As such, he has become quite the optimist during this trying time.
“I think it’s everything to stay positive,” Mr. Henderson said.
“If you focus on the negatives, then you’ll end up with negative results. Things are going to change, they always do, that’s one thing we can guarantee in life, and you have to be able to respond to it. You have to be able to be flexible with that and that’s where we’re at.”
Currently, Mr. Henderson has many contracts in place and is planning on completing every single one.
The problem, however, might arise 10 or 12 months down the road when people really start to feel the strain, especially those who have lost work.

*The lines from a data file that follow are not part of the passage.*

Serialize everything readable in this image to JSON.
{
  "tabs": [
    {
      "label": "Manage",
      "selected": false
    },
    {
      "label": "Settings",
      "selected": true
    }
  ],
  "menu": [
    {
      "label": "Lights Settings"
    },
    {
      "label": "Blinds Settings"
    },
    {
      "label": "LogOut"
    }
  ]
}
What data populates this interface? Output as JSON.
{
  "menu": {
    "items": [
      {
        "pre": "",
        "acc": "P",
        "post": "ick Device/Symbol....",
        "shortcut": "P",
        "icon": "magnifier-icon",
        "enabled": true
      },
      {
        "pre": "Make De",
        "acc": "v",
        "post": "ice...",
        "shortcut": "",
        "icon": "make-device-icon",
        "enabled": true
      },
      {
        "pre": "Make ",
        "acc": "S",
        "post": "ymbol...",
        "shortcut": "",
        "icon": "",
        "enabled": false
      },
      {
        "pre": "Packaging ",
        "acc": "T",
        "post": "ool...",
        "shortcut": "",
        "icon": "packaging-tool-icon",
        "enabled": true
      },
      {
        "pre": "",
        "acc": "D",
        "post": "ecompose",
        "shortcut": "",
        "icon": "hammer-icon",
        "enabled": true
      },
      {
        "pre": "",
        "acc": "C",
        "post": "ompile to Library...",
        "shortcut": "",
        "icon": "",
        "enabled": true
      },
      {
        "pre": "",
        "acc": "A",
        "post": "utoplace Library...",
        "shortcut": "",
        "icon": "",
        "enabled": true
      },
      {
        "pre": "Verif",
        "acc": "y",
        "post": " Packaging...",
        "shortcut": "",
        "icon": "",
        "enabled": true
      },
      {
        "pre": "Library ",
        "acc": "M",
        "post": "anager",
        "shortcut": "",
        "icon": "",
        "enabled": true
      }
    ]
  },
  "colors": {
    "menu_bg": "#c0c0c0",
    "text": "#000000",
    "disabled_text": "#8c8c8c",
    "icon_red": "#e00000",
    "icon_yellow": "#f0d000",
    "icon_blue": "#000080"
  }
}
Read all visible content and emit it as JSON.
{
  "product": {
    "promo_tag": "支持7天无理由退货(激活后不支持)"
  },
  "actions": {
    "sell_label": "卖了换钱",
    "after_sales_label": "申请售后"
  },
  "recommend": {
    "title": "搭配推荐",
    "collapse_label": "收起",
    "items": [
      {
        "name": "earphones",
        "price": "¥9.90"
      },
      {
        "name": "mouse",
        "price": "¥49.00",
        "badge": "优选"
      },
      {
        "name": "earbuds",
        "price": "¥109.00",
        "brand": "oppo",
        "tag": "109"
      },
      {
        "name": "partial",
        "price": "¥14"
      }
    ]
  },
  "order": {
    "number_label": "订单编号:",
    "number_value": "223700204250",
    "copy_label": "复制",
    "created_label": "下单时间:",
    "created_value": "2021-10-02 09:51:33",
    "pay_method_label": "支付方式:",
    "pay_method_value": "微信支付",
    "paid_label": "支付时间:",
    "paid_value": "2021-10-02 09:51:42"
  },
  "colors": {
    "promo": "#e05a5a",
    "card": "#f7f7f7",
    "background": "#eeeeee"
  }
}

“(The recession in) 2009 was very brutal and if you want to focus on the fear, I guess that’s where you would go but I’m not planning on not having work and I’m not planning on slowing down. I’m not planning on having any of our projects slow down,” Mr. Henderson said.
“I think we’re gonna get through this and I think that the country hopefully will bounce back and be better for it.
“I think there’s going to be a lot of really great work and pent up demand that we all need to satisfy and I’d much rather focus on that than this is going to be just like the recession because it’s not like the recession at all. That was a different type of economic crisis.”
Like Mr. Henderson, Ms. Sherry is taking a similar approach of going with the flow and taking things as they come.
“I could complain about a lot of things, but really I don’t have anything major to complain about at the moment. The fact is we were able to set up and work from home and it was a smooth transition so now we have to focus on the work,” Ms. Sherry said.
Like the other two owners, Ms. Sherry says a big worry is the fact that there are so many unknowns. She said that some people have called asking to put off some of the work done until this clears while others want to speed up the process.
Overall, however, Ms. Sherry said the key to any of this being possible is constant communication with her staff.
“We talk every morning and I’ve told them to just maintain as much of a normal schedule as they can and that I would communicate with them whenever I hear of any new work coming up or anything of the sort,” Ms. Sherry said.
“I’m not worried though because I know we will adjust and I know we will get through it.”
While she knows that there might be a time where she might have to furlough some of her employees, Ms. Sherry said she is more focused on taking things one day at a time and ensuring her staff is okay, both mentally and physically.
“Really, my goal is to just keep everyone safe and feeling positive,” Ms. Sherry said.
“We are all very close and we are important to each other and we are always talking to each other and that’s very important. I would say the one thing we have missed more than anything is Friday’s because we would always go to lunch together.”
While those lunches are postponed for the foreseeable future, Ms. Sherry is happy she could still see her staff via Facetime and is just looking forward to a brighter time.
“We will grow from this because we will realize the things that are important to us, and the things that sometimes we take for granted,” she said. “I know that we’ll all learn from it because I know I have.”